Kenneth Ferrie, the burly 22 year old from Northumberland, eased his way to victory in the Challenge Total Fina Elf at Joyenval near Paris, his second Challenge Tour title in less than a year.
The former England international from Ashington, who won in Tessali last September, carded a closing 69 for 20 under par 268 and a one stroke winning margin over Norfolk's Andrew Marshall, with Marten Olander from Sweden in third place on 272.
Ferrie began the day two strokes clear of Scotland's David Drysdale, his playing partner, but took a firm grip on the tournament with three birdies in the opening five holes. That put him on his winning tally of 20 under and it was up to the rest to try to catch him.
Drysdale stayed in touch until the 215-yard eighth hole when the Scot ran up a triple-bogey six after taking three to get out of a deep greenside bunker.

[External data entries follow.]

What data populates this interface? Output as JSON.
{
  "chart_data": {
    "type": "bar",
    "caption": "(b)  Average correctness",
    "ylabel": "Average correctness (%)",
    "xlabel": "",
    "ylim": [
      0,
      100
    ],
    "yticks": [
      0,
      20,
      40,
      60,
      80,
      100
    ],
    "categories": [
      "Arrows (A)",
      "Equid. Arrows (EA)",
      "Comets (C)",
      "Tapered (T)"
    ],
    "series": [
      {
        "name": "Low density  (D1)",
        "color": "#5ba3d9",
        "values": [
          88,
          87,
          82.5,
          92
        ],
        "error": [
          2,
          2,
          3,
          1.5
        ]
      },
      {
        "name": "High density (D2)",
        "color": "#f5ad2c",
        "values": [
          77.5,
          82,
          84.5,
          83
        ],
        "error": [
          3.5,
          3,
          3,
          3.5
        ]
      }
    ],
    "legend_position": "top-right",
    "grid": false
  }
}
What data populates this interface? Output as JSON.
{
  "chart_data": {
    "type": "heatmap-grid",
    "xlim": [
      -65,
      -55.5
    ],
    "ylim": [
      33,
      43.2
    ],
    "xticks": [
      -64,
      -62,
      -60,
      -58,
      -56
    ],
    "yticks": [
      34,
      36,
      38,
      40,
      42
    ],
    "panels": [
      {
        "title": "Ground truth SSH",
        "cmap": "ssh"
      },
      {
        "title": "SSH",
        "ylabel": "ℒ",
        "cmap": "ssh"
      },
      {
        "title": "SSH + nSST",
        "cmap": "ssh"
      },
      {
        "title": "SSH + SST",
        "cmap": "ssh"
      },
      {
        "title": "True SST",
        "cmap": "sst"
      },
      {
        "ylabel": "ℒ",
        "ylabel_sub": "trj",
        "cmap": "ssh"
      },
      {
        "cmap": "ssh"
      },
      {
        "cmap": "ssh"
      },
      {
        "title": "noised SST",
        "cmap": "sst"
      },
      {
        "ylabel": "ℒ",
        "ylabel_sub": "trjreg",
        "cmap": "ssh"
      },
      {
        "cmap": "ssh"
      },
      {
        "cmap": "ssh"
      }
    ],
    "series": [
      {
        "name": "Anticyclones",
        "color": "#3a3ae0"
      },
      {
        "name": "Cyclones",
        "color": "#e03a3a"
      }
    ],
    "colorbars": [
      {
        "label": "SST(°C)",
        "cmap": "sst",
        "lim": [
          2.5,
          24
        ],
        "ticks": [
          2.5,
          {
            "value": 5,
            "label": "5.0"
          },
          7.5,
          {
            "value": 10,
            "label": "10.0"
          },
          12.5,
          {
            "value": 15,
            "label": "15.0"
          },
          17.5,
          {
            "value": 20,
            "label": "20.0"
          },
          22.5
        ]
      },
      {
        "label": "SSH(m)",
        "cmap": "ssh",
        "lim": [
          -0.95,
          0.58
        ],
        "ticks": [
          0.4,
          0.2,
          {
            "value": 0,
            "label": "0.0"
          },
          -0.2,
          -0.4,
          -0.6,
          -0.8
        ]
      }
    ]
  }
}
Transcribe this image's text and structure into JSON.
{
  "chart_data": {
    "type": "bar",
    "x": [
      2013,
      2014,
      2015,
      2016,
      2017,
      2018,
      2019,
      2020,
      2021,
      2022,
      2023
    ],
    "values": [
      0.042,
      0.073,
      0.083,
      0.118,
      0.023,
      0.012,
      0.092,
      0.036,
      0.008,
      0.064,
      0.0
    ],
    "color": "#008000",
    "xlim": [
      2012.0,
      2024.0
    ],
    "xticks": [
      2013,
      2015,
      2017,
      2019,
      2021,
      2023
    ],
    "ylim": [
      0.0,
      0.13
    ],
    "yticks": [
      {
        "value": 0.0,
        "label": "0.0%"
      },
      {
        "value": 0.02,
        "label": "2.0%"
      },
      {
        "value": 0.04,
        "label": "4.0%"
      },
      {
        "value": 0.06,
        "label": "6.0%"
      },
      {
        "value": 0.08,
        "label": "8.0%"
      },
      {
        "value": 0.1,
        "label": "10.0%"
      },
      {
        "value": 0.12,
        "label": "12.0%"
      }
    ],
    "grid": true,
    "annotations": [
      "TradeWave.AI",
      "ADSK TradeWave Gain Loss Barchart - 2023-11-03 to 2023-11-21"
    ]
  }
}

That effectively put him out of the hunt but Marshall, who got to 15 under by the turn, was his biggest danger.
While Ferrie was stringing together par after par, the Norfolkman grabbed three birdies to get to 18 under then fired his second shot at the par five 18th to the back fringe. If he could hole that for eagle he could have forced a playoff. But his chip rolled agonisingly past for a tap-in birdie.
So Marshall finished on 19 under and had to stand and watch Ferrie take a par at the last, the title and the first prize of 20,330 euro.

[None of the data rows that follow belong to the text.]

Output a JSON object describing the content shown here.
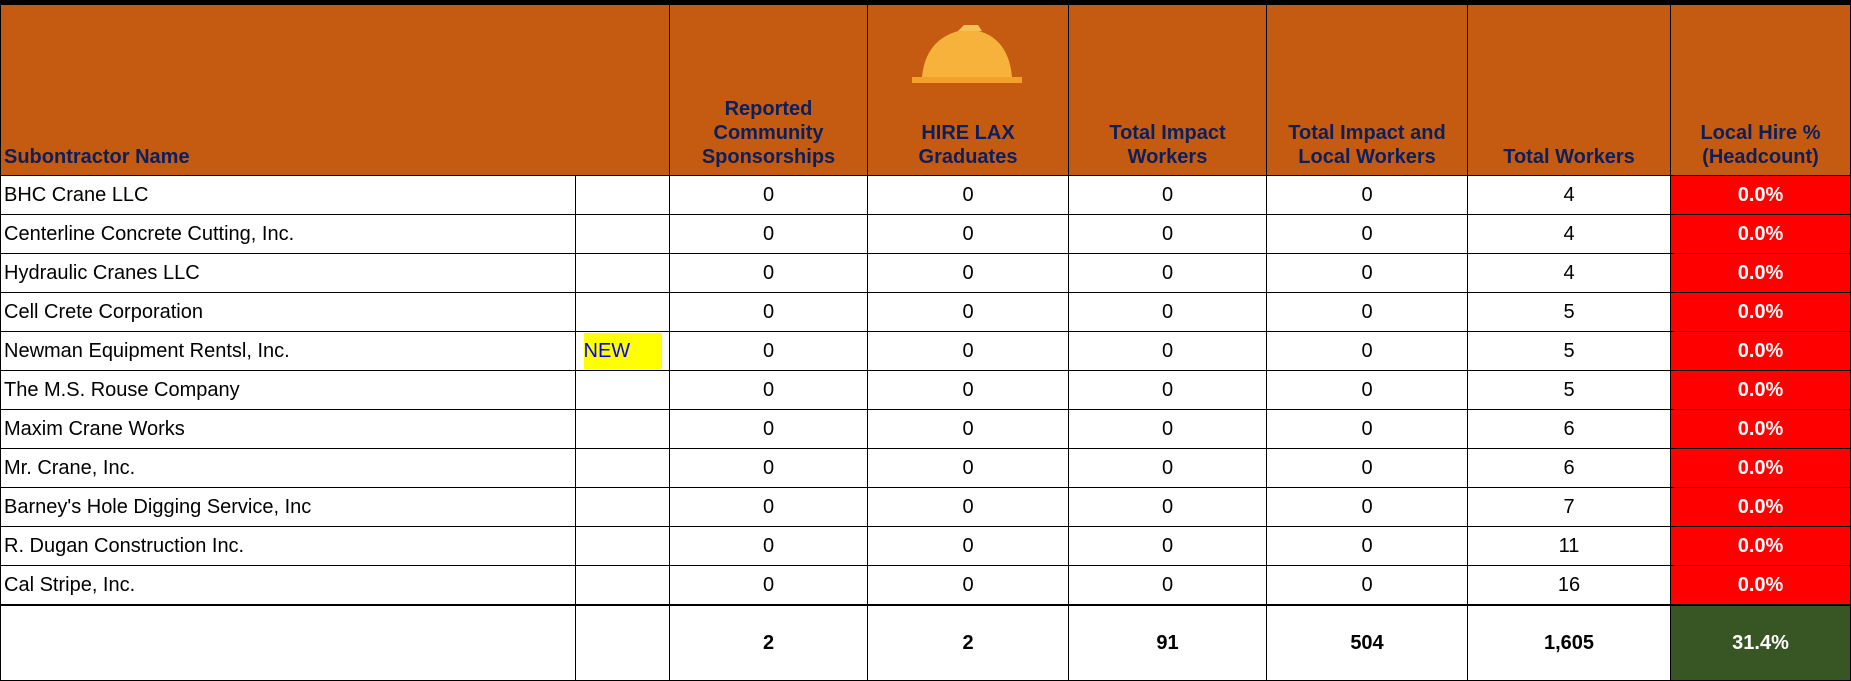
{
  "header": {
    "columns": [
      "Subontractor Name",
      "Reported Community Sponsorships",
      "HIRE LAX Graduates",
      "Total Impact Workers",
      "Total Impact and Local Workers",
      "Total Workers",
      "Local Hire % (Headcount)"
    ]
  },
  "table": {
    "rows": [
      {
        "name": "BHC Crane LLC",
        "values": [
          "0",
          "0",
          "0",
          "0",
          "4"
        ],
        "local_hire": "0.0%"
      },
      {
        "name": "Centerline Concrete Cutting, Inc.",
        "values": [
          "0",
          "0",
          "0",
          "0",
          "4"
        ],
        "local_hire": "0.0%"
      },
      {
        "name": "Hydraulic Cranes LLC",
        "values": [
          "0",
          "0",
          "0",
          "0",
          "4"
        ],
        "local_hire": "0.0%"
      },
      {
        "name": "Cell Crete Corporation",
        "values": [
          "0",
          "0",
          "0",
          "0",
          "5"
        ],
        "local_hire": "0.0%"
      },
      {
        "name": "Newman Equipment Rentsl, Inc.",
        "flag": "NEW",
        "values": [
          "0",
          "0",
          "0",
          "0",
          "5"
        ],
        "local_hire": "0.0%"
      },
      {
        "name": "The M.S. Rouse Company",
        "values": [
          "0",
          "0",
          "0",
          "0",
          "5"
        ],
        "local_hire": "0.0%"
      },
      {
        "name": "Maxim Crane Works",
        "values": [
          "0",
          "0",
          "0",
          "0",
          "6"
        ],
        "local_hire": "0.0%"
      },
      {
        "name": "Mr. Crane, Inc.",
        "values": [
          "0",
          "0",
          "0",
          "0",
          "6"
        ],
        "local_hire": "0.0%"
      },
      {
        "name": "Barney's Hole Digging Service, Inc",
        "values": [
          "0",
          "0",
          "0",
          "0",
          "7"
        ],
        "local_hire": "0.0%"
      },
      {
        "name": "R. Dugan Construction Inc.",
        "values": [
          "0",
          "0",
          "0",
          "0",
          "11"
        ],
        "local_hire": "0.0%"
      },
      {
        "name": "Cal Stripe, Inc.",
        "values": [
          "0",
          "0",
          "0",
          "0",
          "16"
        ],
        "local_hire": "0.0%"
      }
    ],
    "totals": {
      "values": [
        "2",
        "2",
        "91",
        "504",
        "1,605"
      ],
      "local_hire": "31.4%"
    }
  }
}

"When David made a mess of the eighth and I saw that Marten and Andy had also made bogeys I knew I just had to hit the fairways and middle of the greens to win," said Ferrie.
"From the eighth I just played for pars while I said at the start that I was aiming to get to 20 under and if anyone beat me then they deserved it.

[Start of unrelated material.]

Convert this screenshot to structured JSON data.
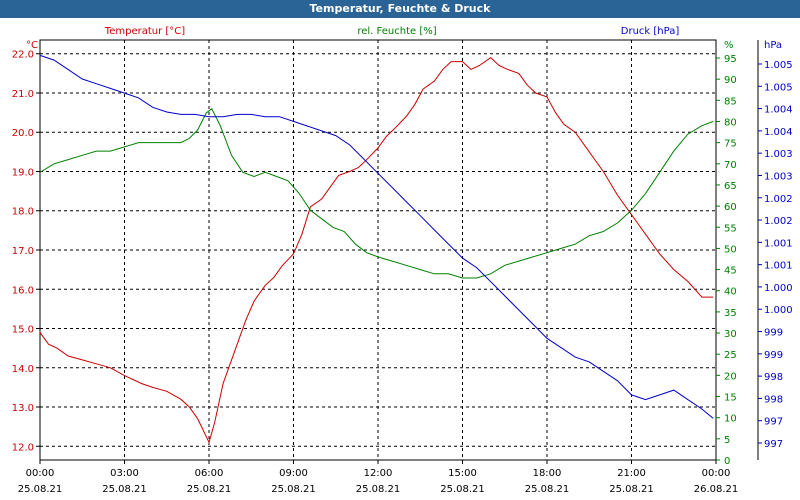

"I'm delighted to have won again but winning a second time doesn't get any easier. Hopefully this will give me confidence on the main tour because I've been struggling this year."
Marshall, who has now had four top-10 finishes and three top-fives, climbs to fourth on the Challenge Tour rankings, while Ferrie is now 13th, having become the ninth British winner this year.
Most of the other challengers fell by the wayside on a day when a brisk breeze coupled with some difficult pin positions proved their downfall.
Only 20 players bettered par, the lowest of all four rounds, while the best return came from Sweden’s Fredrik Widmark with 66.